Creating a schema definition file

It is recommended that every analytics package that creates data output should contain a csv file. This is a requirement for packages that use the OHDSI Strategus library.

Schema definitions should conform to the following column headers:

table_name, column_name, data_type, is_required, primary_key

In addition, other packages may make use of additional fields such as optional or empty_is_na.

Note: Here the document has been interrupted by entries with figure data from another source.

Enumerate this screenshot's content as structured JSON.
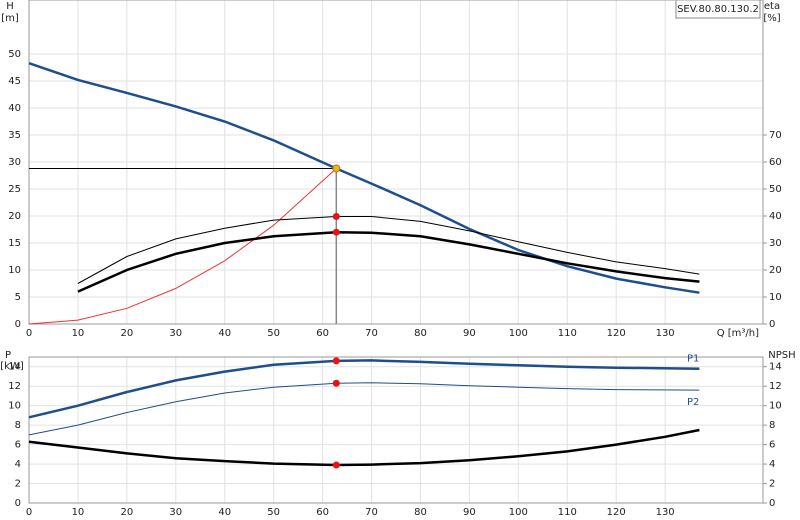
{
  "model": "SEV.80.80.130.2",
  "chart_data": [
    {
      "type": "line",
      "y_label": "H",
      "y_unit": "[m]",
      "y2_label": "eta",
      "y2_unit": "[%]",
      "x_label": "Q [m³/h]",
      "xlim": [
        0,
        150
      ],
      "xticks": [
        0,
        10,
        20,
        30,
        40,
        50,
        60,
        70,
        80,
        90,
        100,
        110,
        120,
        130
      ],
      "ylim": [
        0,
        60
      ],
      "yticks": [
        0,
        5,
        10,
        15,
        20,
        25,
        30,
        35,
        40,
        45,
        50
      ],
      "y2lim": [
        0,
        120
      ],
      "y2ticks": [
        0,
        10,
        20,
        30,
        40,
        50,
        60,
        70
      ],
      "grid": true,
      "series": [
        {
          "color": "#1f4e8c",
          "bold": true,
          "x": [
            0,
            10,
            20,
            30,
            40,
            50,
            62.8,
            70,
            80,
            90,
            100,
            110,
            120,
            130,
            137
          ],
          "values": [
            48.3,
            45.2,
            42.8,
            40.3,
            37.5,
            34,
            28.8,
            26,
            22,
            17.6,
            13.7,
            10.7,
            8.4,
            6.8,
            5.8
          ],
          "marker": {
            "x": 62.8,
            "value": 28.8,
            "color": "#f5b021"
          }
        },
        {
          "color": "#ee3333",
          "bold": false,
          "x": [
            0,
            10,
            20,
            30,
            40,
            50,
            62.8
          ],
          "values": [
            0,
            0.73,
            2.9,
            6.6,
            11.7,
            18.3,
            28.8
          ]
        },
        {
          "color": "#000000",
          "bold": false,
          "axis": "y2",
          "x": [
            10,
            20,
            30,
            40,
            50,
            62.8,
            70,
            80,
            90,
            100,
            110,
            120,
            130,
            137
          ],
          "values": [
            15,
            25,
            31.5,
            35.5,
            38.5,
            39.8,
            39.8,
            38,
            34.5,
            30.5,
            26.5,
            23,
            20.5,
            18.5
          ],
          "marker": {
            "x": 62.8,
            "value": 39.8,
            "color": "#ee1111"
          }
        },
        {
          "color": "#000000",
          "bold": true,
          "axis": "y2",
          "x": [
            10,
            20,
            30,
            40,
            50,
            62.8,
            70,
            80,
            90,
            100,
            110,
            120,
            130,
            137
          ],
          "values": [
            12,
            20,
            26,
            30,
            32.5,
            34,
            33.8,
            32.5,
            29.5,
            26,
            22.5,
            19.5,
            17,
            15.7
          ],
          "marker": {
            "x": 62.8,
            "value": 34,
            "color": "#ee1111"
          }
        }
      ]
    },
    {
      "type": "line",
      "y_label": "P",
      "y_unit": "[kW]",
      "y2_label": "NPSH",
      "xlim": [
        0,
        150
      ],
      "xticks": [
        0,
        10,
        20,
        30,
        40,
        50,
        60,
        70,
        80,
        90,
        100,
        110,
        120,
        130
      ],
      "ylim": [
        0,
        15
      ],
      "yticks": [
        0,
        2,
        4,
        6,
        8,
        10,
        12,
        14
      ],
      "y2lim": [
        0,
        15
      ],
      "y2ticks": [
        0,
        2,
        4,
        6,
        8,
        10,
        12,
        14
      ],
      "grid": true,
      "series": [
        {
          "name": "P1",
          "color": "#1f4e8c",
          "bold": true,
          "x": [
            0,
            10,
            20,
            30,
            40,
            50,
            62.8,
            70,
            80,
            90,
            100,
            110,
            120,
            137
          ],
          "values": [
            8.8,
            10,
            11.4,
            12.6,
            13.5,
            14.2,
            14.6,
            14.65,
            14.5,
            14.3,
            14.15,
            14,
            13.9,
            13.8
          ],
          "marker": {
            "x": 62.8,
            "value": 14.6,
            "color": "#ee1111"
          }
        },
        {
          "name": "P2",
          "color": "#1f4e8c",
          "bold": false,
          "x": [
            0,
            10,
            20,
            30,
            40,
            50,
            62.8,
            70,
            80,
            90,
            100,
            110,
            120,
            137
          ],
          "values": [
            7,
            8,
            9.3,
            10.4,
            11.3,
            11.9,
            12.3,
            12.35,
            12.25,
            12.05,
            11.9,
            11.75,
            11.65,
            11.6
          ],
          "marker": {
            "x": 62.8,
            "value": 12.3,
            "color": "#ee1111"
          }
        },
        {
          "color": "#000000",
          "bold": true,
          "axis": "y2",
          "x": [
            0,
            10,
            20,
            30,
            40,
            50,
            62.8,
            70,
            80,
            90,
            100,
            110,
            120,
            130,
            137
          ],
          "values": [
            6.3,
            5.7,
            5.1,
            4.6,
            4.3,
            4.05,
            3.9,
            3.95,
            4.1,
            4.4,
            4.8,
            5.3,
            6,
            6.8,
            7.5
          ],
          "marker": {
            "x": 62.8,
            "value": 3.9,
            "color": "#ee1111"
          }
        }
      ]
    }
  ]
}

These are not required for uploading to a schem.

An example csv file may look like this:

# File inst/settings/resulsDataModelSpecifications.csv
table_name,column_name,data_type,is_required,primary_key
table_1,database_id,varchar,Yes,Yes
table_1,analysis_id,bigint,Yes,Yes
table_1,analysis_name,varchar,Yes,No
table_1,domain_id,varchar(20),No,No
table_1,start_day,float,No,No
table_1,end_day,float,No,No
table_1,is_binary,varchar(1),Yes,No
table_1,missing_means_zero,varchar(1),No,No
table_2,database_id,varchar,Yes,Yes
table_2,analysis2_id,bigint,Yes,Yes
table_2,concept_id,int,Yes,No
table_2,logic_description,varchar,No,No
table_2,valid_start_date,Date,Yes,No
table_2,concept_name,varchar(255),Yes,No
table_2,p_10_value,float,Yes,No
table_3,database_id,varchar,Yes,Yes
table_3,analysis3_id,bigint,Yes,Yes
table_3,concept_id,int,Yes,No
table_3,logic_description,varchar,No,No
table_3,valid_start_date,Date,Yes,No
table_3,concept_name,varchar(255),Yes,No
table_3,p_10_value,float,Yes,No

Note the use of sql server data types in the data_type field as well as yes and no in the binary field is_required and primary_key.

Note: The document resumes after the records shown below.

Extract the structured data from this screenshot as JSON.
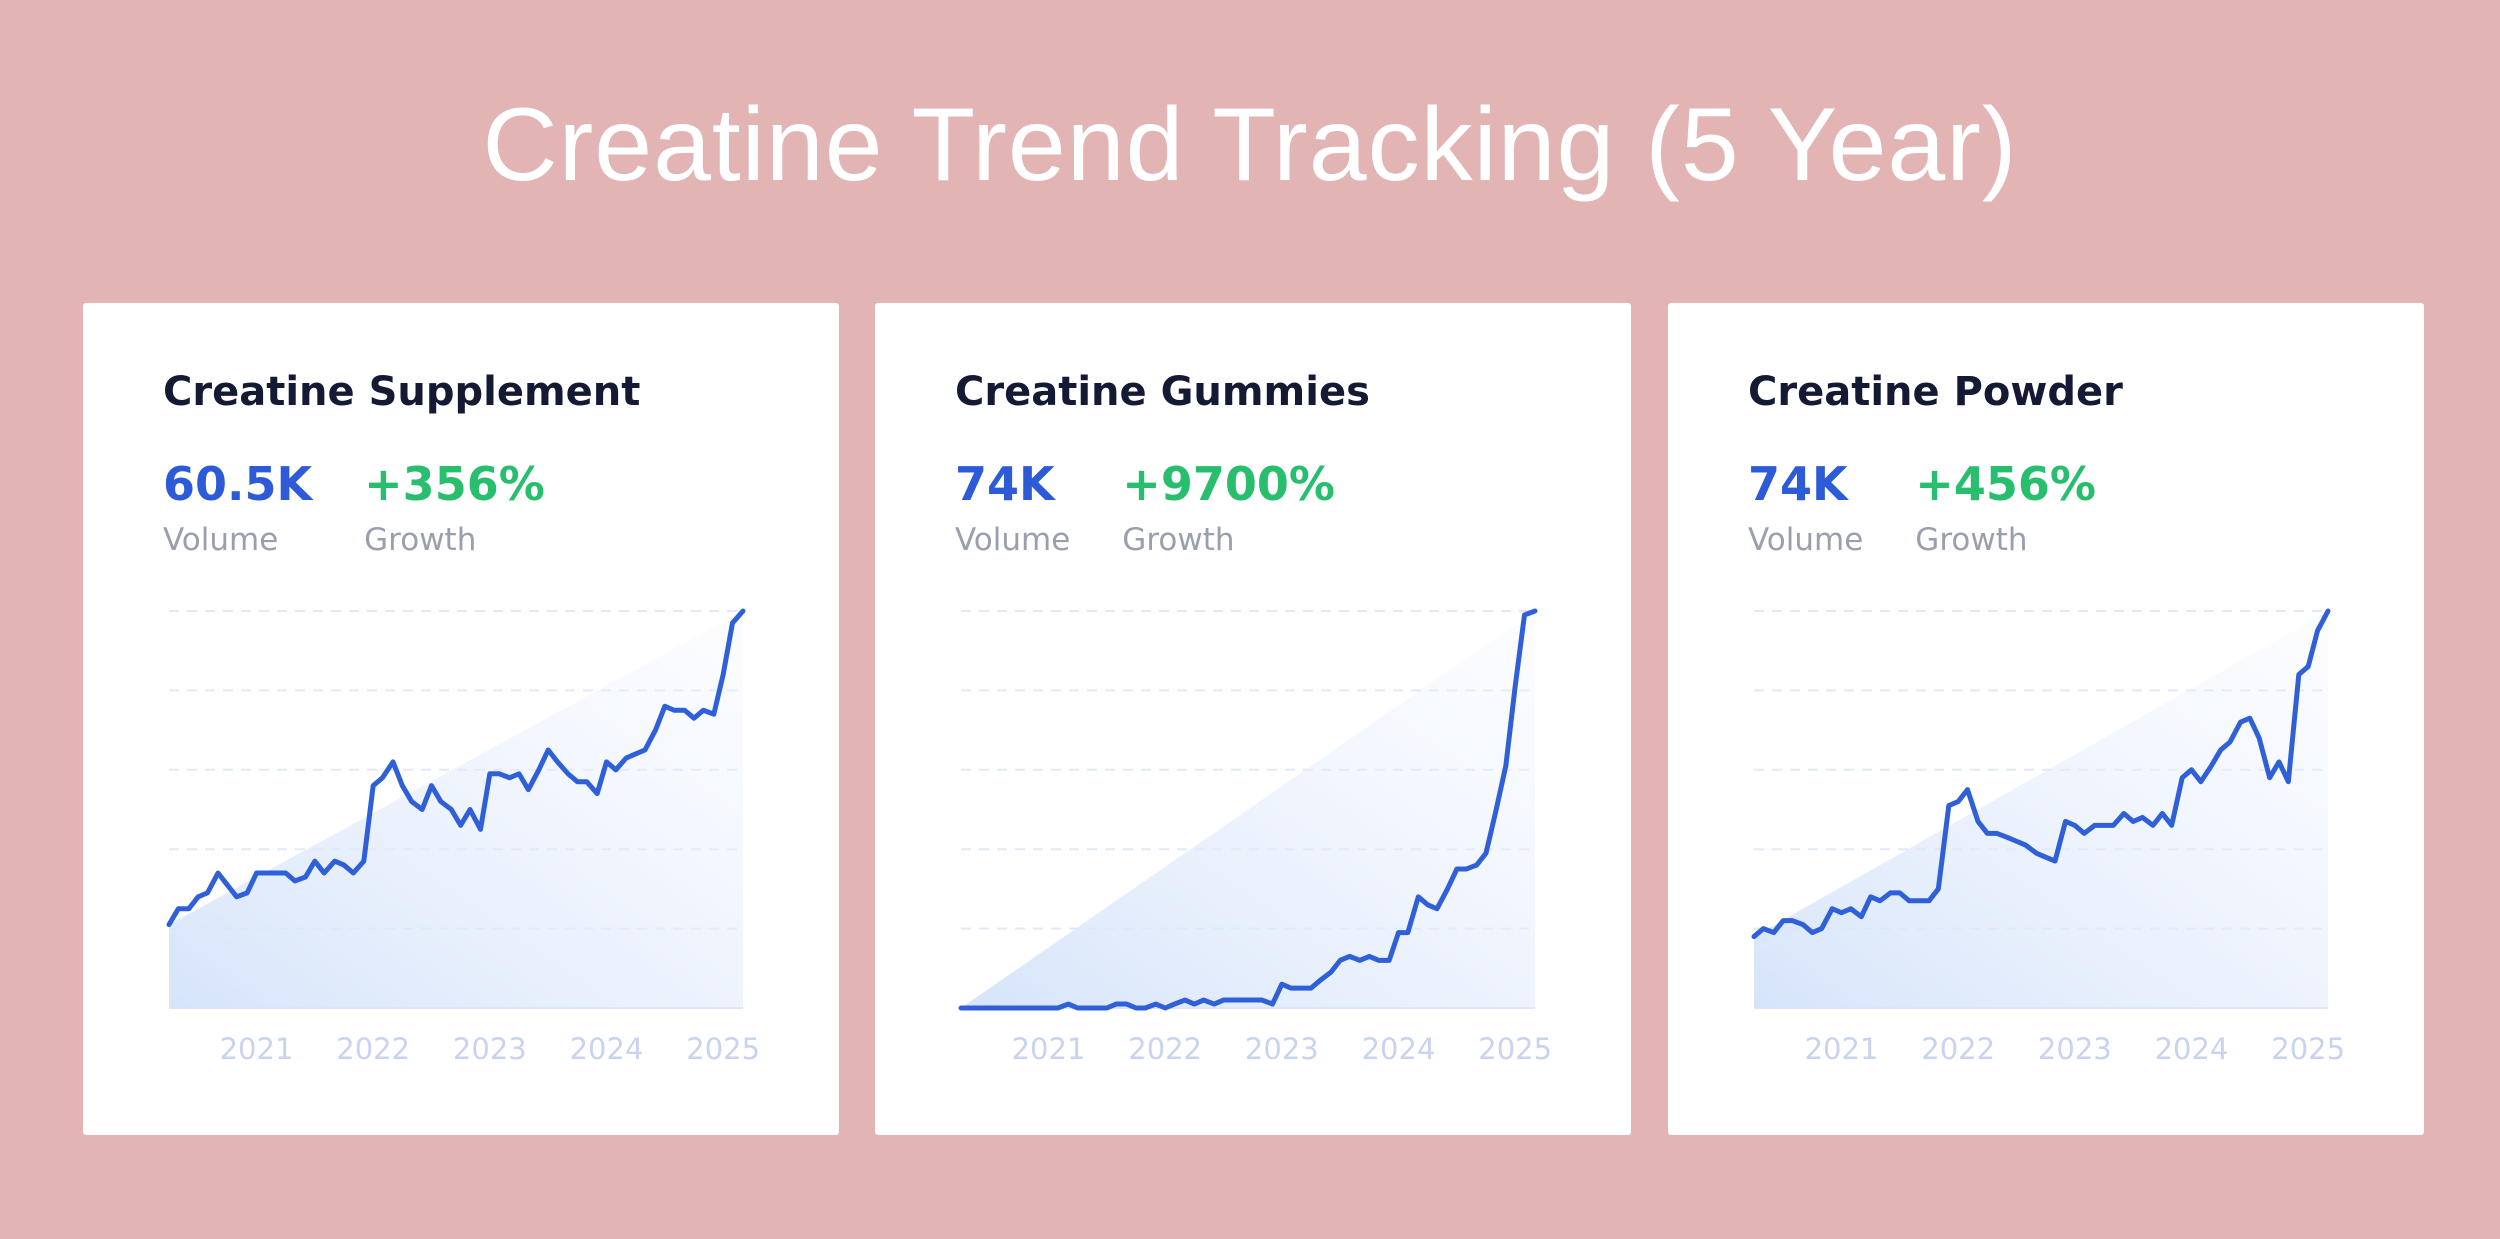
{
  "title": "Creatine Trend Tracking (5 Year)",
  "chart_data": [
    {
      "type": "line",
      "title": "Creatine Supplement",
      "volume": "60.5K",
      "volume_label": "Volume",
      "growth": "+356%",
      "growth_label": "Growth",
      "volume_color": "#2d5bd8",
      "growth_color": "#27be6e",
      "x": [
        2020.25,
        2020.33,
        2020.42,
        2020.5,
        2020.58,
        2020.67,
        2020.75,
        2020.83,
        2020.92,
        2021,
        2021.08,
        2021.17,
        2021.25,
        2021.33,
        2021.42,
        2021.5,
        2021.58,
        2021.67,
        2021.75,
        2021.83,
        2021.92,
        2022,
        2022.08,
        2022.17,
        2022.25,
        2022.33,
        2022.42,
        2022.5,
        2022.58,
        2022.67,
        2022.75,
        2022.83,
        2022.92,
        2023,
        2023.08,
        2023.17,
        2023.25,
        2023.33,
        2023.42,
        2023.5,
        2023.58,
        2023.67,
        2023.75,
        2023.83,
        2023.92,
        2024,
        2024.08,
        2024.17,
        2024.25,
        2024.33,
        2024.42,
        2024.5,
        2024.58,
        2024.67,
        2024.75,
        2024.83,
        2024.92,
        2025,
        2025.08,
        2025.17
      ],
      "series": [
        {
          "color": "#3060d8",
          "values": [
            21,
            25,
            25,
            28,
            29,
            34,
            31,
            28,
            29,
            34,
            34,
            34,
            34,
            32,
            33,
            37,
            34,
            37,
            36,
            34,
            37,
            56,
            58,
            62,
            56,
            52,
            50,
            56,
            52,
            50,
            46,
            50,
            45,
            59,
            59,
            58,
            59,
            55,
            60,
            65,
            62,
            59,
            57,
            57,
            54,
            62,
            60,
            63,
            64,
            65,
            70,
            76,
            75,
            75,
            73,
            75,
            74,
            84,
            97,
            100
          ]
        }
      ],
      "xlim": [
        2020.25,
        2025.17
      ],
      "xticks": [
        2021,
        2022,
        2023,
        2024,
        2025
      ],
      "ylim": [
        0,
        100
      ],
      "yticks": [
        0,
        20,
        40,
        60,
        80,
        100
      ],
      "grid": true
    },
    {
      "type": "line",
      "title": "Creatine Gummies",
      "volume": "74K",
      "volume_label": "Volume",
      "growth": "+9700%",
      "growth_label": "Growth",
      "volume_color": "#2d5bd8",
      "growth_color": "#27be6e",
      "x": [
        2020.25,
        2020.33,
        2020.42,
        2020.5,
        2020.58,
        2020.67,
        2020.75,
        2020.83,
        2020.92,
        2021,
        2021.08,
        2021.17,
        2021.25,
        2021.33,
        2021.42,
        2021.5,
        2021.58,
        2021.67,
        2021.75,
        2021.83,
        2021.92,
        2022,
        2022.08,
        2022.17,
        2022.25,
        2022.33,
        2022.42,
        2022.5,
        2022.58,
        2022.67,
        2022.75,
        2022.83,
        2022.92,
        2023,
        2023.08,
        2023.17,
        2023.25,
        2023.33,
        2023.42,
        2023.5,
        2023.58,
        2023.67,
        2023.75,
        2023.83,
        2023.92,
        2024,
        2024.08,
        2024.17,
        2024.25,
        2024.33,
        2024.42,
        2024.5,
        2024.58,
        2024.67,
        2024.75,
        2024.83,
        2024.92,
        2025,
        2025.08,
        2025.17
      ],
      "series": [
        {
          "color": "#3060d8",
          "values": [
            0,
            0,
            0,
            0,
            0,
            0,
            0,
            0,
            0,
            0,
            0,
            1,
            0,
            0,
            0,
            0,
            1,
            1,
            0,
            0,
            1,
            0,
            1,
            2,
            1,
            2,
            1,
            2,
            2,
            2,
            2,
            2,
            1,
            6,
            5,
            5,
            5,
            7,
            9,
            12,
            13,
            12,
            13,
            12,
            12,
            19,
            19,
            28,
            26,
            25,
            30,
            35,
            35,
            36,
            39,
            49,
            61,
            81,
            99,
            100
          ]
        }
      ],
      "xlim": [
        2020.25,
        2025.17
      ],
      "xticks": [
        2021,
        2022,
        2023,
        2024,
        2025
      ],
      "ylim": [
        0,
        100
      ],
      "yticks": [
        0,
        20,
        40,
        60,
        80,
        100
      ],
      "grid": true
    },
    {
      "type": "line",
      "title": "Creatine Powder",
      "volume": "74K",
      "volume_label": "Volume",
      "growth": "+456%",
      "growth_label": "Growth",
      "volume_color": "#2d5bd8",
      "growth_color": "#27be6e",
      "x": [
        2020.25,
        2020.33,
        2020.42,
        2020.5,
        2020.58,
        2020.67,
        2020.75,
        2020.83,
        2020.92,
        2021,
        2021.08,
        2021.17,
        2021.25,
        2021.33,
        2021.42,
        2021.5,
        2021.58,
        2021.67,
        2021.75,
        2021.83,
        2021.92,
        2022,
        2022.08,
        2022.17,
        2022.25,
        2022.33,
        2022.42,
        2022.5,
        2022.58,
        2022.67,
        2022.75,
        2022.83,
        2022.92,
        2023,
        2023.08,
        2023.17,
        2023.25,
        2023.33,
        2023.42,
        2023.5,
        2023.58,
        2023.67,
        2023.75,
        2023.83,
        2023.92,
        2024,
        2024.08,
        2024.17,
        2024.25,
        2024.33,
        2024.42,
        2024.5,
        2024.58,
        2024.67,
        2024.75,
        2024.83,
        2024.92,
        2025,
        2025.08,
        2025.17
      ],
      "series": [
        {
          "color": "#3060d8",
          "values": [
            18,
            20,
            19,
            22,
            22,
            21,
            19,
            20,
            25,
            24,
            25,
            23,
            28,
            27,
            29,
            29,
            27,
            27,
            27,
            30,
            51,
            52,
            55,
            47,
            44,
            44,
            43,
            42,
            41,
            39,
            38,
            37,
            47,
            46,
            44,
            46,
            46,
            46,
            49,
            47,
            48,
            46,
            49,
            46,
            58,
            60,
            57,
            61,
            65,
            67,
            72,
            73,
            68,
            58,
            62,
            57,
            84,
            86,
            95,
            100
          ]
        }
      ],
      "xlim": [
        2020.25,
        2025.17
      ],
      "xticks": [
        2021,
        2022,
        2023,
        2024,
        2025
      ],
      "ylim": [
        0,
        100
      ],
      "yticks": [
        0,
        20,
        40,
        60,
        80,
        100
      ],
      "grid": true
    }
  ]
}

We should also define a function for loading this file that converts the column headers to camel case format.

#' Get Results Data Model Specifcations
getResultsDataModelSpec <- function() {
  # For loading inside an R package
  specPath <- system.file("settings", "resulsDataModelSpecifications.csv", package = utils::packageName())
  spec <- readr::read_csv(specPath, show_col_types = FALSE)
  colnames(spec) <- SqlRender::snakeCaseToCamelCase(colnames(spec))
  return(spec)
}

Creating a schema

This section describes how to use RMM to create a schema from a specifications file.

connectionDetails <- DatabaseConnector::createConnectionDetails("sqlite", server = "MySqliteDb.sqlite")
connection <- DatabaseConnector::connect(connectionDetails)
sql <- ResultModelManager::generateSqlSchema(schemaDefinition = getResultsDataModelSpec())
DatabaseConnector::renderTranslateExecuteSql(connection, sql, database_schema = "main", table_prefix = "pre_")
DatabaseConnector::disconnect(connection)

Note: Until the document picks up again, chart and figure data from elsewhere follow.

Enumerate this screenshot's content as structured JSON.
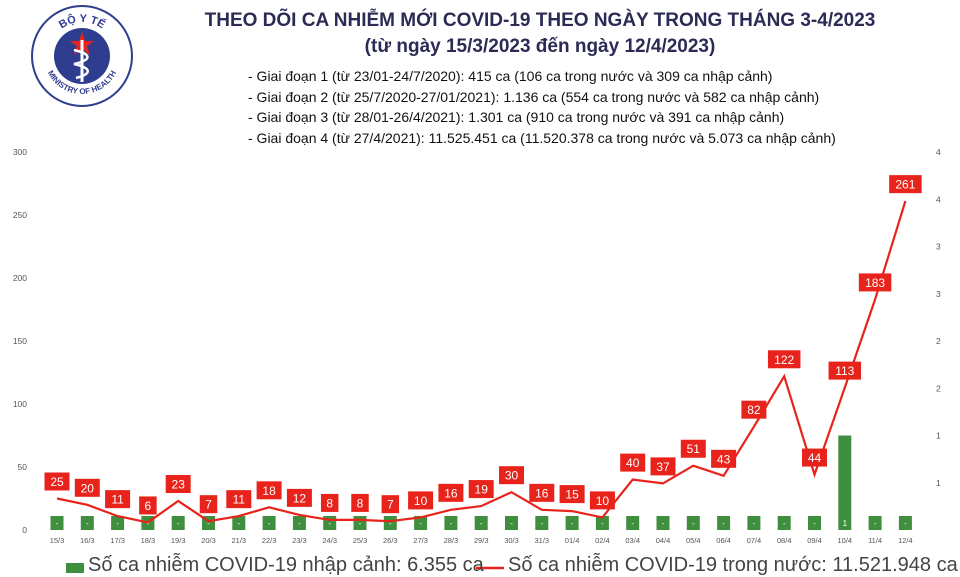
{
  "logo": {
    "text_top": "BỘ Y TẾ",
    "text_bottom": "MINISTRY OF HEALTH"
  },
  "title": "THEO DÕI CA NHIỄM MỚI COVID-19 THEO NGÀY TRONG THÁNG 3-4/2023",
  "subtitle": "(từ ngày 15/3/2023 đến ngày 12/4/2023)",
  "notes": [
    "- Giai đoạn 1 (từ 23/01-24/7/2020): 415 ca (106 ca trong nước và 309 ca nhập cảnh)",
    "- Giai đoạn 2 (từ 25/7/2020-27/01/2021): 1.136 ca (554 ca trong nước và 582 ca nhập cảnh)",
    "- Giai đoạn 3 (từ 28/01-26/4/2021): 1.301 ca (910 ca trong nước và 391 ca nhập cảnh)",
    "- Giai đoạn 4 (từ 27/4/2021): 11.525.451 ca (11.520.378 ca trong nước và 5.073 ca nhập cảnh)"
  ],
  "colors": {
    "bar": "#3f8f3f",
    "line": "#e8231b",
    "label_bg": "#e8231b",
    "title": "#2b2b55",
    "logo": "#2f3d8f"
  },
  "chart_data": {
    "type": "bar",
    "categories": [
      "15/3",
      "16/3",
      "17/3",
      "18/3",
      "19/3",
      "20/3",
      "21/3",
      "22/3",
      "23/3",
      "24/3",
      "25/3",
      "26/3",
      "27/3",
      "28/3",
      "29/3",
      "30/3",
      "31/3",
      "01/4",
      "02/4",
      "03/4",
      "04/4",
      "05/4",
      "06/4",
      "07/4",
      "08/4",
      "09/4",
      "10/4",
      "11/4",
      "12/4"
    ],
    "y_left": {
      "ticks": [
        0,
        50,
        100,
        150,
        200,
        250,
        300
      ],
      "range": [
        0,
        300
      ]
    },
    "y_right": {
      "ticks": [
        "",
        "1",
        "1",
        "2",
        "2",
        "3",
        "3",
        "4",
        "4"
      ],
      "range": [
        0,
        4
      ]
    },
    "series": [
      {
        "name": "Số ca nhiễm COVID-19 nhập cảnh: 6.355 ca",
        "type": "bar",
        "axis": "right",
        "values": [
          0,
          0,
          0,
          0,
          0,
          0,
          0,
          0,
          0,
          0,
          0,
          0,
          0,
          0,
          0,
          0,
          0,
          0,
          0,
          0,
          0,
          0,
          0,
          0,
          0,
          0,
          1,
          0,
          0
        ],
        "labels": [
          "-",
          "-",
          "-",
          "-",
          "-",
          "-",
          "-",
          "-",
          "-",
          "-",
          "-",
          "-",
          "-",
          "-",
          "-",
          "-",
          "-",
          "-",
          "-",
          "-",
          "-",
          "-",
          "-",
          "-",
          "-",
          "-",
          "1",
          "-",
          "-"
        ]
      },
      {
        "name": "Số ca nhiễm COVID-19 trong nước: 11.521.948 ca",
        "type": "line",
        "axis": "left",
        "values": [
          25,
          20,
          11,
          6,
          23,
          7,
          11,
          18,
          12,
          8,
          8,
          7,
          10,
          16,
          19,
          30,
          16,
          15,
          10,
          40,
          37,
          51,
          43,
          82,
          122,
          44,
          113,
          183,
          261
        ]
      }
    ],
    "grid": false,
    "legend": "bottom"
  }
}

Note that the SQL generated by generateSqlSchema contains the required parameter database_schema and the optional parameter table_prefix.

Uploading results

This section shows how to upload results conforming to the above specified schema. It is assumed that a zip file has been created with csv files corresponding to the table names provided in the resulsDataModelSpecifications.csv file.

ResultModelManager::unzipResults(zipFile = "MyResultsZip.zip", resultsFolder = "extraction_folder")
ResultModelManager::uploadResults(connectionDetails,
  schema = "main",
  resultsFolder = "extraction_folder",
  tablePrefix = "pre_",
  purgeSiteDataBeforeUploading = FALSE,
  specifications = getResultsDataModelSpec()
)

This will extract the zip file and upload results using DatabaseConnector. For most platforms some form of bulk loading is supported, the setup for this is contained in the documentation for DatabaseConnector, it is strongly advised that you set up and use this functionality for any platforms where you will store large data sets. However, this is not necessary for the sqlite example demonstrated here.